Me pregunto cómo terminará sus días Nicolás Maduro: ¿igual que Fidel
Castro, bien arropado por su guardia pretoriana en el cuartel misérrimo en que
habrá convertido Venezuela, o entre rejas como el general Videla, en Argentina,
o como Fujimori en el Perú? La verdad es que probablemente ninguno de la larga
fila de sátrapas que ha padecido América Latina haya llevado a cabo peores
hazañas que el antiguo chofer de autobuses al que el comandante Chávez dejó
como heredero (para que no le hiciera sombra). Ha sumido en la ruina más
absoluta a uno de los países más ricos del continente, que ahora se muere
literalmente de hambre, de falta de medicinas, de trabajo, de salud, tiene la
más alta inflación y criminalidad en el mundo, está quebrado y es objeto de la
repulsa y condena de todas las democracias del planeta.
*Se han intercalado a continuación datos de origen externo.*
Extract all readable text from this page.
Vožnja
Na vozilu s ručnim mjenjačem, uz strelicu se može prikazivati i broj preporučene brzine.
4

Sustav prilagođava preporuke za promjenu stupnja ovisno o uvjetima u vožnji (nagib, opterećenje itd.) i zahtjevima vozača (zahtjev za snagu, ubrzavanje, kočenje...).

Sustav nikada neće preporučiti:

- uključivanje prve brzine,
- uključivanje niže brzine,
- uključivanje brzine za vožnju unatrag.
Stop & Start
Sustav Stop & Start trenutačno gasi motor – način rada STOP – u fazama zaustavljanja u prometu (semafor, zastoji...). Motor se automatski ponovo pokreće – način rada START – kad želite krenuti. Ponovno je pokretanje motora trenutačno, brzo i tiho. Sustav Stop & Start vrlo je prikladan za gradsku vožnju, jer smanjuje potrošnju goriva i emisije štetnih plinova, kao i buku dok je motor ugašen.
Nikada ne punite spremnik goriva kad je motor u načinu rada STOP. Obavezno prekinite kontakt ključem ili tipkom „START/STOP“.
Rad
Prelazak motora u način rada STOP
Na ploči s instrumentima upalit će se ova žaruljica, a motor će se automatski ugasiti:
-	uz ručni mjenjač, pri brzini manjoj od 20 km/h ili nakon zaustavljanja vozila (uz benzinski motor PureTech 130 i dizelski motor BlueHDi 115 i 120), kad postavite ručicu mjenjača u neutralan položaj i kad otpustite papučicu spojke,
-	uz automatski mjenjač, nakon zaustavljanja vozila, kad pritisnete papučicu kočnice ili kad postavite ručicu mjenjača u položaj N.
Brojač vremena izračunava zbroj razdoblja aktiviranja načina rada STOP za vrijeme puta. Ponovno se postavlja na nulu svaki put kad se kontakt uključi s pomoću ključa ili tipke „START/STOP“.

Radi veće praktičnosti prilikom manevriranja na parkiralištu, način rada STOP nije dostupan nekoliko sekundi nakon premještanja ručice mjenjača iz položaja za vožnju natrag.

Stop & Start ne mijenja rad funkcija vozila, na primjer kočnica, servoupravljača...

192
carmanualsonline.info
Antes sólo perseguía y
encarcelaba a quienes se atrevían a criticarlo. Ahora también mata, y a
mansalva. Sus colectivos chavistas, bandas de malhechores en motos y armados,
han perpetrado ya más de sesenta asesinatos en las últimas semanas, ante la
respuesta valerosa del pueblo venezolano que se ha volcado a las calles frente
a la amenaza gubernamental de reemplazar el Congreso por una asamblea de
sirvientes no electos sino nombrados a dedo, como lo hacían Mussolini y la
URSS. Cada día que pasa con Maduro en el poder la agonía de Venezuela se
agrava; pero todo parece indicar que el final de ese vía crucis está cerca. Y
ojalá que los responsables de la hecatombe económica y social que ha producido
el chavismo, empezando por Nicolás Maduro, reciban el castigo que merecen.
Los dictadores salidos de los cuarteles, como Pinochet, Noriega o Videla,
parecen ya de otra era, en una América Latina que, por fortuna, tiene ahora, de
uno a otro confín, gobiernos civiles, nacidos de elecciones más o menos libres,
y en la que hay largos consensos —que no existieron en el pasado— a favor de
instituciones democráticas y de políticas de apertura económica, estímulo a las
inversiones extranjeras e inserción en los mercados mundiales. Es verdad que en
muchos casos se trata de democracias roídas por la corrupción y que a veces
ceden a la tentación populista, pero, aun así, hay que tener en cuenta que una
democracia mediocre y demagógica es mil veces preferible a una dictadura, como
nos lo recuerdan a diario los venezolanos.
Por eso es muy interesante observar lo que pasa en Brasil. La
extraordinaria movilización popular que ha enviado ya a la cárcel a buena parte
de su élite política y a buen número de empresarios deshonestos no persigue
“una revolución socialista”, sino perfeccionar la democracia, liberándola de
los pillos que la estaban descomponiendo, destrozándola por dentro, con unas
alianzas mafiosas que enriquecían a verdaderas pandillas de empresarios y
políticos, buena parte de los cuales se hallan ya, gracias a jueces valientes y
limpios, en los calabozos o a punto de entrar en ellos. Ese es un movimiento
popular en la buena dirección; no quiere regresar al delirante populismo que ha
congelado a Cuba en el tiempo y está bañando en sangre y miseria a Venezuela
sino purificar un sistema al que estaban deshaciendo por dentro los ladrones de
guante blanco y permitirle funcionar. Si lo consiguen, el enorme Brasil dejará
de ser el eterno “país del futuro” que ha sido hasta ahora y comenzará a ser un
presente en marcha, modelo para el resto de América Latina.